The first time I felt self-conscious was in kindergarten. My teacher spoke to me in French and I didn’t know how to respond. The other children in the classroom looked at me expectantly. The majority of them spoke words from two languages, while I struggled to answer a simple question.
My mother took me to a specialist. We drove to a strange house, sat on a strange couch, talked to a stranger. I was asked to put shapes back into their original design, asked to read sentences, write. I was told I was dyslexic.
I would frown after getting a quiz or test back, red pen marking my mistakes. I added incorrectly because I inverted the numbers. I got marked down because I mixed the i’s and e’s in words such as fields or quiet.

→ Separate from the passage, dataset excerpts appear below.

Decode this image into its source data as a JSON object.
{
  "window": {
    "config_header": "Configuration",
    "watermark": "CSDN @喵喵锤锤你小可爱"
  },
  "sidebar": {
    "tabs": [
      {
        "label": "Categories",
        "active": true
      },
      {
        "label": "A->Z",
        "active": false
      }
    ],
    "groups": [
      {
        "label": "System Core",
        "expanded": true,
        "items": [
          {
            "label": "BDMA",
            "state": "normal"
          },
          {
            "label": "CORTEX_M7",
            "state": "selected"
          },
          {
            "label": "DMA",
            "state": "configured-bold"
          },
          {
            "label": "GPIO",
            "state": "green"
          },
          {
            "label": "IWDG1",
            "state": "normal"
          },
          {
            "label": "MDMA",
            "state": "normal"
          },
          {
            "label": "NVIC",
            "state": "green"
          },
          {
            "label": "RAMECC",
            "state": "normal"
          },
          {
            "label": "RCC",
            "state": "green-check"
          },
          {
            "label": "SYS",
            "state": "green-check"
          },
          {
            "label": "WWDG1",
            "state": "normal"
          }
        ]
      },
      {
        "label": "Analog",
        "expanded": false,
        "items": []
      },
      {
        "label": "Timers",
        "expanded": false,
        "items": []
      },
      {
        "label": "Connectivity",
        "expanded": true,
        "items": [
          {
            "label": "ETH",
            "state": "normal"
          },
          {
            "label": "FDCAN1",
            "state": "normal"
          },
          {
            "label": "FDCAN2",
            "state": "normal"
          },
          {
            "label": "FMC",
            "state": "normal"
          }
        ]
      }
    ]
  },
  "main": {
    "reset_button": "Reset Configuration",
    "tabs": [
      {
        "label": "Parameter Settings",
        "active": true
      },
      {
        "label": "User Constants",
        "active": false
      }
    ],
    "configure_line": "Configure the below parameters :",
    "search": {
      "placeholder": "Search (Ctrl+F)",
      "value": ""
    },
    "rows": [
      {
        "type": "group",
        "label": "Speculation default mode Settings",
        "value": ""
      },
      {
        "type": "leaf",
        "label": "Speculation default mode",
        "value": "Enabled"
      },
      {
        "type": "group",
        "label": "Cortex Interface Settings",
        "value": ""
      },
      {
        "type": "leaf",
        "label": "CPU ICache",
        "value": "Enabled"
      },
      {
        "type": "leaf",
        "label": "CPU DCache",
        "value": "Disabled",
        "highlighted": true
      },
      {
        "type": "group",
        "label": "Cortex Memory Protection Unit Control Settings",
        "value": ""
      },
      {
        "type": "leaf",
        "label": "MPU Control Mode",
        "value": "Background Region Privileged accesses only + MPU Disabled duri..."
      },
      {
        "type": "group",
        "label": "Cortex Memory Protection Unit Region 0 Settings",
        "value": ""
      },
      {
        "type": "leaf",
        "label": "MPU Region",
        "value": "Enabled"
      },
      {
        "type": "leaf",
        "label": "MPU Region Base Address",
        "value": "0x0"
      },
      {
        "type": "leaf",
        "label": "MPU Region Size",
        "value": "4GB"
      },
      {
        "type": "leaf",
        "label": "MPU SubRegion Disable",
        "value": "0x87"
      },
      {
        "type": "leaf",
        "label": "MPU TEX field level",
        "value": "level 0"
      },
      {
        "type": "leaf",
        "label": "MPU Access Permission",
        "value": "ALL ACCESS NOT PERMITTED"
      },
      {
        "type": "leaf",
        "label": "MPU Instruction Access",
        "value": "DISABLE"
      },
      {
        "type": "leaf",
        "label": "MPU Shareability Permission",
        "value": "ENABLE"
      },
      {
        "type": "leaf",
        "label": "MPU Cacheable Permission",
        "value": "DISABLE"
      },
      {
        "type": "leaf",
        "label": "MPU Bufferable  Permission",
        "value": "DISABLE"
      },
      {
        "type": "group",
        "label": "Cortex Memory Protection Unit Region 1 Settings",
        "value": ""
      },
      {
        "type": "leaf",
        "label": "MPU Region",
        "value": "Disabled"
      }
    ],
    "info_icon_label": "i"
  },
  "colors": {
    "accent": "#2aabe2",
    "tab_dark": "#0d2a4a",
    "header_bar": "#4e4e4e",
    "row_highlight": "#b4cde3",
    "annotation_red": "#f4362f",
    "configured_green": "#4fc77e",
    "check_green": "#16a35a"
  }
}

I read a lot, compensating for my brain misbehaving when writing. I read two levels above my classmates. I felt proud.
My parents discouraged me from taking the difficult math class. They believed I would struggle and didn’t want me to fail. Instead, I breezed through the standard math class. Of course I still struggled, but even my teacher knew I could do more. I wanted to believe that, but I held myself back.
My older brothers used to call me names. They would poke or squeeze my fat. They were both athletic, intelligent in their own ways. I compared myself to them, as you do with siblings, but knew we were different. While they played soccer, I performed in plays. And when I did try my hand in sports, I felt like a joke.
I never appreciated my body. I still struggle, even now, to appreciate myself. All my friends were tall, lean, muscled. I was short, hairy, pudgy. I slimmed out in high school, but even when I felt comfortable wearing a two piece bathing suit for the first time, I hated what I looked like. I couldn’t stop from comparing myself to others.
Recently I’ve come to terms with how I look. I may not be happy with who I am, but I know it takes time to change. I just have to be patient and let myself grow.